The Syrian Network for Human Rights (SNHR), along with 20 other human rights organizations, issued a joint statement on Thursday calling out Lebanon’s deportation of Syrian refugees. The human rights organizations claim the deportations violate the international law principle of non-refoulement, which protects individuals from being returned to a country where they face torture, cruel, inhuman, degrading treatment or punishment and other irreparable harm.

In calling for an immediate halt of summary deportations of Syrian refugees, the human rights organizations say that Lebanon has violated the international law principle of non-refoulement. Lebanon, as a party to the Convention against Torture and Other Cruel, Inhuman or Degrading Treatment or Punishment (CAT), is obligated not to extradite any individual who may be in danger of facing torture in their home country–otherwise known as non-refoulement. The organizations also stated that the courts should prohibit deportations that may constitute refoulement and abstain from implementing discriminatory measures targeted at Syrian refugees.

The organizations also call on Lebanese authorities to respect due process and “ensure that anyone at risk of deportation to Syria has the opportunity to see a lawyer, meet with [UN High Commissioner for Refugees] and to argue their case for protection and against deportation in a competent court.”

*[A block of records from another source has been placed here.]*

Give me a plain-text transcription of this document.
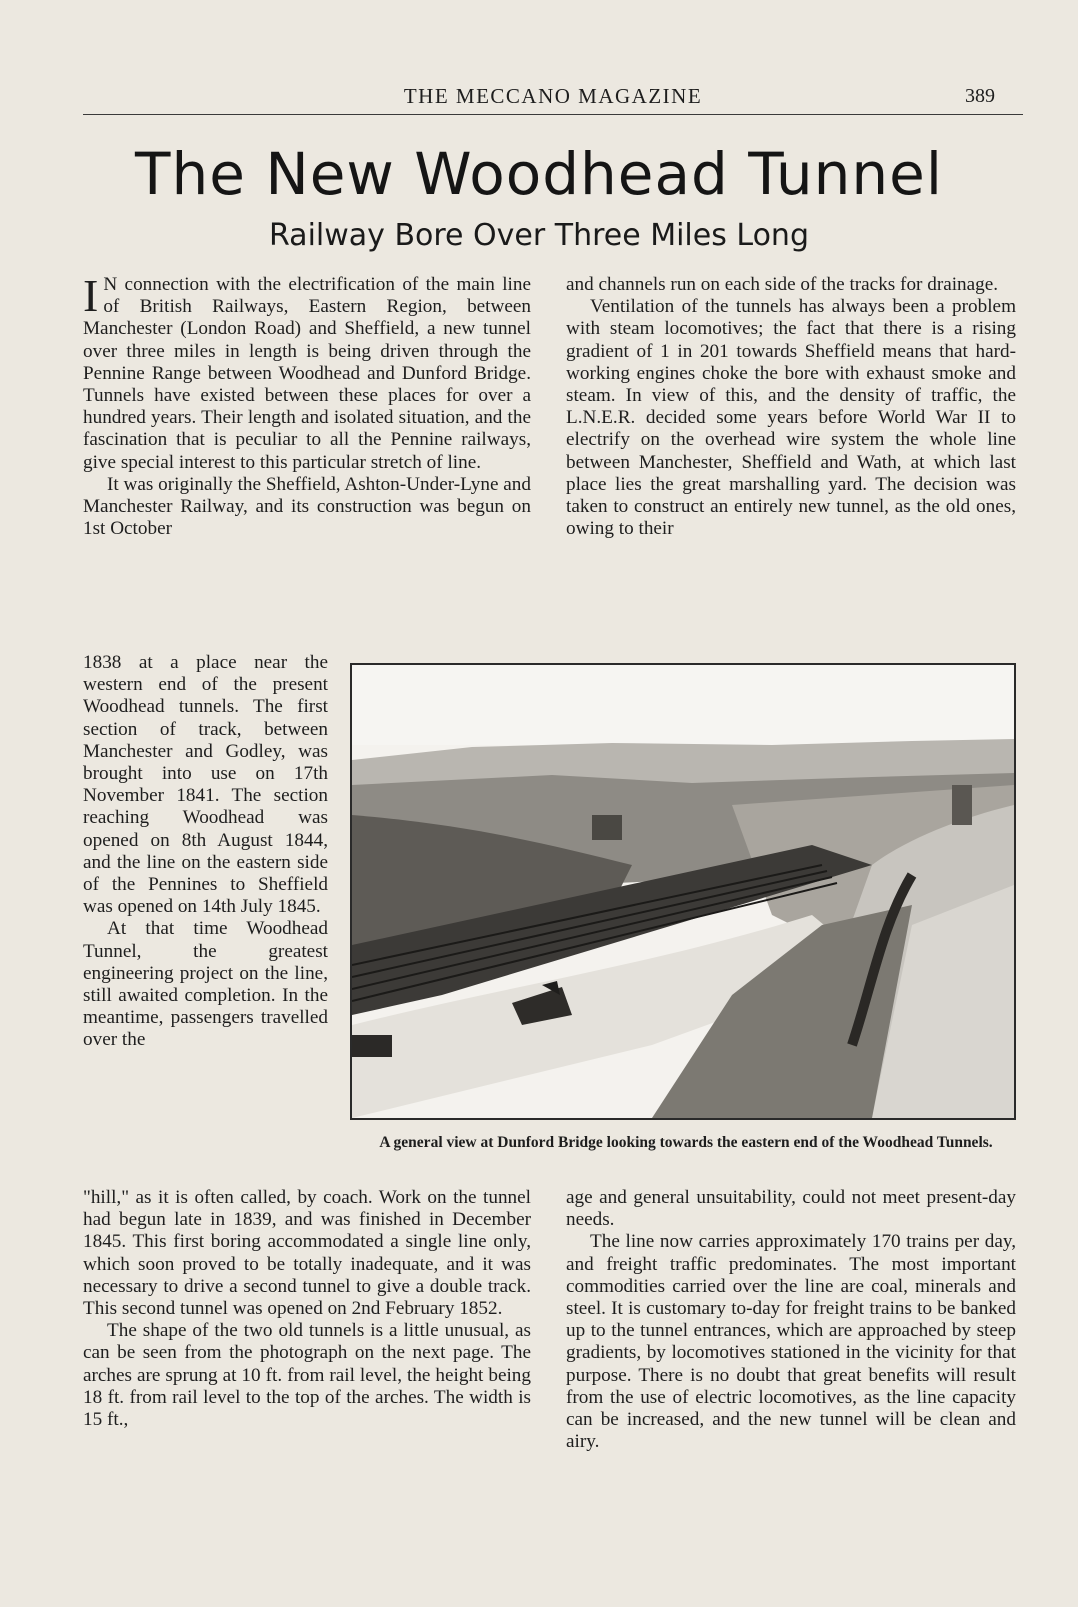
THE MECCANO MAGAZINE	389
The New Woodhead Tunnel
Railway Bore Over Three Miles Long

I N connection with the electrification of the main line of British Railways, Eastern Region, between Manchester (London Road) and Sheffield, a new tunnel over three miles in length is being driven through the Pennine Range between Woodhead and Dunford Bridge. Tunnels have existed between these places for over a hundred years. Their length and isolated situation, and the fascination that is peculiar to all the Pennine railways, give special interest to this particular stretch of line.

It was originally the Sheffield, Ashton-Under-Lyne and Manchester Railway, and its construction was begun on 1st October

1838 at a place near the western end of the present Woodhead tunnels. The first section of track, between Manchester and Godley, was brought into use on 17th November 1841. The section reaching Woodhead was opened on 8th August 1844, and the line on the eastern side of the Pennines to Sheffield was opened on 14th July 1845.

At that time Woodhead Tunnel, the greatest engineering project on the line, still awaited completion. In the meantime, passengers travelled over the

and channels run on each side of the tracks for drainage.

Ventilation of the tunnels has always been a problem with steam locomotives; the fact that there is a rising gradient of 1 in 201 towards Sheffield means that hard-working engines choke the bore with exhaust smoke and steam. In view of this, and the density of traffic, the L.N.E.R. decided some years before World War II to electrify on the overhead wire system the whole line between Manchester, Sheffield and Wath, at which last place lies the great marshalling yard. The decision was taken to construct an entirely new tunnel, as the old ones, owing to their

A general view at Dunford Bridge looking towards the eastern end of the Woodhead Tunnels.

"hill," as it is often called, by coach. Work on the tunnel had begun late in 1839, and was finished in December 1845. This first boring accommodated a single line only, which soon proved to be totally inadequate, and it was necessary to drive a second tunnel to give a double track. This second tunnel was opened on 2nd February 1852.

The shape of the two old tunnels is a little unusual, as can be seen from the photograph on the next page. The arches are sprung at 10 ft. from rail level, the height being 18 ft. from rail level to the top of the arches. The width is 15 ft.,

age and general unsuitability, could not meet present-day needs.

The line now carries approximately 170 trains per day, and freight traffic predominates. The most important commodities carried over the line are coal, minerals and steel. It is customary to-day for freight trains to be banked up to the tunnel entrances, which are approached by steep gradients, by locomotives stationed in the vicinity for that purpose. There is no doubt that great benefits will result from the use of electric locomotives, as the line capacity can be increased, and the new tunnel will be clean and airy.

According to the human rights organizations, Lebanese Armed Forces “summarily deported hundreds of Syrians back to Syria” amid an escalation in coercive measures employed by Lebanon to pressure refugees to return to their countries of origin. Coercive measures include imposing curfews on Syrian refugees to restrict their movement and ability to rent housing, as well as deporting Syrian refugees upon conducting discriminatory raids on their houses.

According to deportees interviewed by Amnesty International, the Lebanese Army handed them directly to Syrian authorities at the border without providing them with the opportunity to challenge their deportation or seek legal protection. Some of these deportees were thereafter arrested or have disappeared upon returning to Syria. In addition, local and international organizations have documented “horrific violations committed by Syrian military and security forces against Syrian returnees,” such as unlawful or arbitrary detention, torture, rape, sexual violence and other ill-treatment.

This is not the first time Lebanon has faced international condemnation for their treatment of refugees. Previously in May 2022, the UN Special Rapporteur on extreme poverty and human rights published a report which found that Palestinian and Syrian refugees in Lebanon face disastrous conditions, with 88 per cent living below minimum survival conditions. Millions of Syrian refugees have fled Syria since the outbreak of the civil war in 2010, creating the world’s largest refugee crisis in decades. Many refugees live in extreme poverty, supported only through international assistance and benefits from their host countries.